What kind of ols algorithm is statsmodel.api running that would produce a different result? Does anyone have a link to documentation that could help answer this question?
Came across this issue today and wanted to elaborate on #stellasia's answer because the statsmodels documentation is perhaps a bit ambiguous.
Unless you are using actual R-style string-formulas when instantiating OLS, you need to add a constant (literally a column of 1s) under both statsmodels.formulas.api and plain statsmodels.api. #Chetan is using R-style formatting here (formula='Sales ~ TV'), so he will not run into this subtlety, but for people with some Python knowledge but no R background this could be very confusing.
Furthermore it doesn't matter whether you specify the hasconst parameter when building the model. (Which is kind of silly.) In other words, unless you are using R-style string formulas, hasconst is ignored even though it is supposed to
[Indicate] whether the RHS includes a user-supplied constant
because, in the footnotes
No constant is added by the model unless you are using formulas.
The example below shows that both .formulas.api and .api will require a user-added column vector of 1s if not using R-style string formulas.
# Generate some relational data
np.random.seed(123)
nobs = 25
x = np.random.random((nobs, 2))
x_with_ones = sm.add_constant(x, prepend=False)
beta = [.1, .5, 1]
e = np.random.random(nobs)
y = np.dot(x_with_ones, beta) + e
Now throw x and y into Excel and run Data>Data Analysis>Regression, making sure "Constant is zero" is unchecked. You'll get the following coefficients:
Intercept 1.497761024
X Variable 1 0.012073045
X Variable 2 0.623936056
Now, try running this regression on x, not x_with_ones, in either statsmodels.formula.api or statsmodels.api with hasconst set to None, True, or False. You'll see that in each of those 6 scenarios, there is no intercept returned. (There are only 2 parameters.)

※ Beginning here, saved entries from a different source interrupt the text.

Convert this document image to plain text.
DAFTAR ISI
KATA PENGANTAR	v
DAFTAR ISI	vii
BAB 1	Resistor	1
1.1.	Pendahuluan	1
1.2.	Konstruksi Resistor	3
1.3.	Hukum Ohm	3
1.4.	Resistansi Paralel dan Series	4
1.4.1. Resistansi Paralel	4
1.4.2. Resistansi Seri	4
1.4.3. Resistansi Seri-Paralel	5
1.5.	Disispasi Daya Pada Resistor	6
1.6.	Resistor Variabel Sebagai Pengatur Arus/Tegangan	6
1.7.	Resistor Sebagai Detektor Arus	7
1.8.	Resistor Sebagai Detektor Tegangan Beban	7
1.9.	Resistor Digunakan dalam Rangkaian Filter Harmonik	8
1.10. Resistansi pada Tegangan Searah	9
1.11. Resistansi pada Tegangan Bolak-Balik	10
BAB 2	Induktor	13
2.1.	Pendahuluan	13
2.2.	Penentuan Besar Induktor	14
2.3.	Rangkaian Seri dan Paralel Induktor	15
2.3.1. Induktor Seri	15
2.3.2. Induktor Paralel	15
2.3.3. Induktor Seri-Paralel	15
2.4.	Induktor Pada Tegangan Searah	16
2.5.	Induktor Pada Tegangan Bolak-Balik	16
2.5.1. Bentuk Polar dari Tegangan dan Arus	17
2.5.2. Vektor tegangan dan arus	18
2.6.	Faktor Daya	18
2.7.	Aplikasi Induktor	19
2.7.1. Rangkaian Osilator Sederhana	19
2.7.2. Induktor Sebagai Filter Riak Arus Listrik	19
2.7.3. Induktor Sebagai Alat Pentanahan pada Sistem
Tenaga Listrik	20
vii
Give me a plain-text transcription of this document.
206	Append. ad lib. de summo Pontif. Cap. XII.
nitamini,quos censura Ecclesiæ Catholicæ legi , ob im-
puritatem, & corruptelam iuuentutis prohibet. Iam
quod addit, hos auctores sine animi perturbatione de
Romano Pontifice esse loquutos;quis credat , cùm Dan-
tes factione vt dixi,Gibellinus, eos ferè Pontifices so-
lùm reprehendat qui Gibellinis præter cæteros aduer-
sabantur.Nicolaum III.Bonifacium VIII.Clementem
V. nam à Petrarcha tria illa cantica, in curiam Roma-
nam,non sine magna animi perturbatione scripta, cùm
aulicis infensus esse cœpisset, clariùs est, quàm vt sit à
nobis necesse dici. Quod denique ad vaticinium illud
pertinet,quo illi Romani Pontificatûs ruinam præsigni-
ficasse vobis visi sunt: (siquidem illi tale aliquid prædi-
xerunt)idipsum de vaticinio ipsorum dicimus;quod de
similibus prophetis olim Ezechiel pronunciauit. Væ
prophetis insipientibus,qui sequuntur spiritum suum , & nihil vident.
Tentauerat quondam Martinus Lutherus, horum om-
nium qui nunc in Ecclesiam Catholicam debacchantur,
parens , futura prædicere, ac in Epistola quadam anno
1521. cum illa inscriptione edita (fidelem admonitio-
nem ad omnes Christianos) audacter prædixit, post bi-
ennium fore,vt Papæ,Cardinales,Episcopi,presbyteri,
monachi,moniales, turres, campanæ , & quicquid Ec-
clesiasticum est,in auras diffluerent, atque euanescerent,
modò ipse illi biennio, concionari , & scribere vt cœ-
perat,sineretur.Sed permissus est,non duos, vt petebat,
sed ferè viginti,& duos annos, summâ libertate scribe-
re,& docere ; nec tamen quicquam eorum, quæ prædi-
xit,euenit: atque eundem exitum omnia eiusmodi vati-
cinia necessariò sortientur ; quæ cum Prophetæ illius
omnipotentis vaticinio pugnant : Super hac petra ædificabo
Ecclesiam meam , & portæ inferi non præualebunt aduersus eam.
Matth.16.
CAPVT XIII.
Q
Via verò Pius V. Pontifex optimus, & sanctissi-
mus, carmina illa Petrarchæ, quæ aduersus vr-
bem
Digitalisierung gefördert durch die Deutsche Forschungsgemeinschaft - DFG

import statsmodels.formula.api as smf
import statsmodels.api as sm
print('smf models')
print('-' * 10)
for hc in [None, True, False]:
model = smf.OLS(endog=y, exog=x, hasconst=hc).fit()
print(model.params)
# smf models
# ----------
# [ 1.46852293 1.8558273 ]
# [ 1.46852293 1.8558273 ]
# [ 1.46852293 1.8558273 ]
Now running things correctly with a column vector of 1.0s added to x. You can use smf here but it's really not necessary if you're not using formulas.
print('sm models')
print('-' * 10)
for hc in [None, True, False]:
model = sm.OLS(endog=y, exog=x_with_ones, hasconst=hc).fit()
print(model.params)
# sm models
# ----------
# [ 0.01207304 0.62393606 1.49776102]
# [ 0.01207304 0.62393606 1.49776102]
# [ 0.01207304 0.62393606 1.49776102]
The difference is due to the presence of intercept or not:
in statsmodels.formula.api, similarly to the R approach, a constant is automatically added to your data and an intercept in fitted
in statsmodels.api, you have to add a constant yourself (see the documentation here). Try using add_constant from statsmodels.api
x1 = sm.add_constant(x1)
I had a similar issue with the Logit function.
(I used patsy to create my matrices, so the intercept was there.)
My sm.logit was not converging.
My sm.formula.logit was converging however.
Data going in was exactly the same.
I changed the solver method to 'newton' and the sm.logit converged also.
Is it possible the two versions have different default solver methods.